En novembre 2014, l’ONUSIDA a défini de nouveaux objectifs publiés dans le rapport « Accélérer : mettre fin à l’épidémie de sida d’ici à 2030 ». Pour ce faire il faudrait à l’horizon 2020 atteindre l’objectif 90-90-90 : 90 % des personnes vivant avec le VIH connaissent leur séropositivité, 90 % des personnes conscientes de leur séropositivité ont accès au traitement, et 90 % des personnes sous traitement atteignent des niveaux de VIH indétectables dans leur organisme.

Sommes-nous sur la bonne voie pour y parvenir ? Une étude menée en 2012 à Orange Farm en Afrique du Sud par l’équipe du Pr Bertran Auvert (CESP INSERM-UVSQ UMRS 1018, Université Versailles Saint-Quentin, Versailles) montre que de substantiels efforts doivent être engagés pour espérer accéder à cet objectif.

Orange Farm est une région bénéficiant non seulement des programmes d’accès aux antirétroviraux nationaux mais également des programmes de recherche de l’ANRS (France REcherche Nord&sud Sida-hiv Hépatites) sur la circoncision masculine [1]. Cette région concentre donc des programmes visant à favoriser le recours au dépistage, la prise en charge des personnes infectées et la prévention de la transmission. 6766 hommes et femmes représentatifs de la population ont été inclus dans cette étude.

Etude en Afrique du Sud

Au total, 40 % des hommes et 20 % des femmes ont déclaré n’avoir jamais été testés pour le VIH. Les chercheurs mettent aussi en évidence une prévalence particulièrement élevée de l’infection dans cette population : 30 % des femmes et 17 % des hommes étaient séropositifs. 27 % parmi les femmes et 17,5 % parmi les hommes présentaient une charge virale indétectable. Dans les classes d’âge les plus sexuellement actives, cette proportion passait à 16 % pour les femmes séropositives âgées de 18 à 29 ans et à 8 % pour les hommes séropositifs âgés de 25 à 34 ans.
Pour Kévin Jean (CESP Inserm-UVSQ UMRS 1018, Villejuif), qui a réalisé l’analyse statistique de l’étude, la raison de cette situation est simple : « dans la population de l’étude, trop peu de personnes vivant avec le VIH prenaient un traitement antirétroviral. C’était le cas de seulement 30,5 % des femmes séropositives et de 21 % des hommes séropositifs. »

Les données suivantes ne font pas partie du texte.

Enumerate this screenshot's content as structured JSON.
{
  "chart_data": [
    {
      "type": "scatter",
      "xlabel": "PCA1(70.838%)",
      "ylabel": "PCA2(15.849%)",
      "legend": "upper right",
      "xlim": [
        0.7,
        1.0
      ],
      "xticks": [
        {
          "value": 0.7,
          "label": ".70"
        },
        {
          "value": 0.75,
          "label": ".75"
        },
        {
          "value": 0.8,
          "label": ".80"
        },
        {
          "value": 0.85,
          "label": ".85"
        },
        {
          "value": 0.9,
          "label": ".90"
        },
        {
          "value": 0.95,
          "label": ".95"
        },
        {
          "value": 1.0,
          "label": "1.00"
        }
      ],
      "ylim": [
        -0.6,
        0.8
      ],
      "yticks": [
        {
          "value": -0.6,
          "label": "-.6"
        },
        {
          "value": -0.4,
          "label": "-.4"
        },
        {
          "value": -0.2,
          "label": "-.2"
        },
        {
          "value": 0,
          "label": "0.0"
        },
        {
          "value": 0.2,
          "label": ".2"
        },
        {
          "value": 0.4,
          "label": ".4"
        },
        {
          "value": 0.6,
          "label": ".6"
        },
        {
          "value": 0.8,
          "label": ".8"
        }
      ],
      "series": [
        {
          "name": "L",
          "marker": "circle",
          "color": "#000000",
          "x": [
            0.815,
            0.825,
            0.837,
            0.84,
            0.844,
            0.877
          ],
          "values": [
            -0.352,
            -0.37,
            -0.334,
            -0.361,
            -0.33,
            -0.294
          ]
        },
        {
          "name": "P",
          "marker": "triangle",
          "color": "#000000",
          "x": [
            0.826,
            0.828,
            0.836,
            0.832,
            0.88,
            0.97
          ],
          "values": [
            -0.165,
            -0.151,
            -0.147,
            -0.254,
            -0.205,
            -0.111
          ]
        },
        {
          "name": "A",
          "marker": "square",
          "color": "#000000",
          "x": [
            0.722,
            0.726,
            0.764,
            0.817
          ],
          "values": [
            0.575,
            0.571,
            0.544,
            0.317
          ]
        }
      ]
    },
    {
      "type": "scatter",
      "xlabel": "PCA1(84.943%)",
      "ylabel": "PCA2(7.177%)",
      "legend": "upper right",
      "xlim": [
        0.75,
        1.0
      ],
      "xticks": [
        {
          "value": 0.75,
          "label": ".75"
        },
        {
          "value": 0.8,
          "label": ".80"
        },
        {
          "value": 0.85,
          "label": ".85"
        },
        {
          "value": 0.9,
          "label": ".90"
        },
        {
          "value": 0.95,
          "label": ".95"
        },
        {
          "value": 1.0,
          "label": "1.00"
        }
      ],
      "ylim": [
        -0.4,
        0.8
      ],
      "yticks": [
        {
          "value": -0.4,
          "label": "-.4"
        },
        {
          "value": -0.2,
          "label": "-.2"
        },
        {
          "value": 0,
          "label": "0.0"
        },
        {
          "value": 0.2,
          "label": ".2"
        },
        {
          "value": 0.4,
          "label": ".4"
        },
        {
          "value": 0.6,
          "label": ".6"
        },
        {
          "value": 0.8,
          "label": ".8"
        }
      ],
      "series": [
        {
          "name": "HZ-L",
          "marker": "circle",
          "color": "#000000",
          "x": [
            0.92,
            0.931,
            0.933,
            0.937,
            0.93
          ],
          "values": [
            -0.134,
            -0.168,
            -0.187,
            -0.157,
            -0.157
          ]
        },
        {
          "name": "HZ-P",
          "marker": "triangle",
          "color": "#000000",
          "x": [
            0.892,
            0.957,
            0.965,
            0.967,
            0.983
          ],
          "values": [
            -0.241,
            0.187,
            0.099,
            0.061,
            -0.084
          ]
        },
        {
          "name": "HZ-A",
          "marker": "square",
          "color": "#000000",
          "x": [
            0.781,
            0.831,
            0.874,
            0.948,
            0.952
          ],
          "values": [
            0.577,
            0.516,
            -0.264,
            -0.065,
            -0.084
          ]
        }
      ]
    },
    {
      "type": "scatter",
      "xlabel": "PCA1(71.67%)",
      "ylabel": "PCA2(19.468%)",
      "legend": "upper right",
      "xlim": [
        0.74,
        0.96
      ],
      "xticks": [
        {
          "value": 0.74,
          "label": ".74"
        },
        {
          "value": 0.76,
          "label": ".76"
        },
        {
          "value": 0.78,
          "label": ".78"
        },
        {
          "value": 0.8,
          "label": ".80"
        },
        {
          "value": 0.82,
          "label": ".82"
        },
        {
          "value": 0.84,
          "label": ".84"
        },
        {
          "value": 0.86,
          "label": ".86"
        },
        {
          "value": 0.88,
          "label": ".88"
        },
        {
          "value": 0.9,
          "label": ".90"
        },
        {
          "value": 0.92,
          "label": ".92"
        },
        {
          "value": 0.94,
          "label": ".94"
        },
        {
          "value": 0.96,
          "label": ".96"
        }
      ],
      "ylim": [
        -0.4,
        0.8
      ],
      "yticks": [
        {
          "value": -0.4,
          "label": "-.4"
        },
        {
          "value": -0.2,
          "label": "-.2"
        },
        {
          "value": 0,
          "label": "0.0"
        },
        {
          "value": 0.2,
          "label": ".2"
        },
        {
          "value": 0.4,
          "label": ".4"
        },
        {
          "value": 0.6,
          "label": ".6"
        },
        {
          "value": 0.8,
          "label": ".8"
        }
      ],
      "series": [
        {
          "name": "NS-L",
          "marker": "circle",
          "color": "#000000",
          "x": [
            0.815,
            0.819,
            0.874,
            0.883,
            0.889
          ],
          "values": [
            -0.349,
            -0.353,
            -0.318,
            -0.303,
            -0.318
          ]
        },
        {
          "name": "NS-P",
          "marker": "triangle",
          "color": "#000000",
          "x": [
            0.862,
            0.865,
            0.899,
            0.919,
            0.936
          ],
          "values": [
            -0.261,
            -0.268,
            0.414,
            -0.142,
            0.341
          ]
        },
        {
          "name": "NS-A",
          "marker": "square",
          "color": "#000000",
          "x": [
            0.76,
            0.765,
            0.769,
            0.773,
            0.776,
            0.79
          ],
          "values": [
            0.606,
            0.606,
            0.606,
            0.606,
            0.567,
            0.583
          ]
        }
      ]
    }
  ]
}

« Même dans une région où les investissements dans la lutte contre le VIH sont importants avec un programme national de lutte contre le sida et des programmes de recherche, ces données recueillies en 2012 montrent que ces efforts restent très insuffisants pour espérer réduire, dans l’avenir, la transmission du VIH et donc la survenue de nouveaux cas, explique le Pr Bertran Auvert. La difficulté vient du fait que les personnes séropositives ne sont pas suffisamment diagnostiquées, et, quand elles le sont, elles rencontrent des difficultés à initier un traitement ARV. »

« Ces résultats montrent que l’efficacité des programmes de dépistage et de prise en charge du VIH reste encore insuffisante. Leur intensification pourra seule faire espérer obtenir une diminution de l’incidence du VIH telle que définie par l’initiative de l’ONUSIDA » indique de son côté le Pr Jean – François Delfraissy, directeur de l’ANRS.

[1Réalisé dans la zone d’Orange Farm, ces programmes reposent notamment sur les études ANRS 12126 et 12285. Elles ont évalué un programme de circoncision médicalisée proposée à tous les hommes et son effet sur l’incidence de l’infection par le VIH.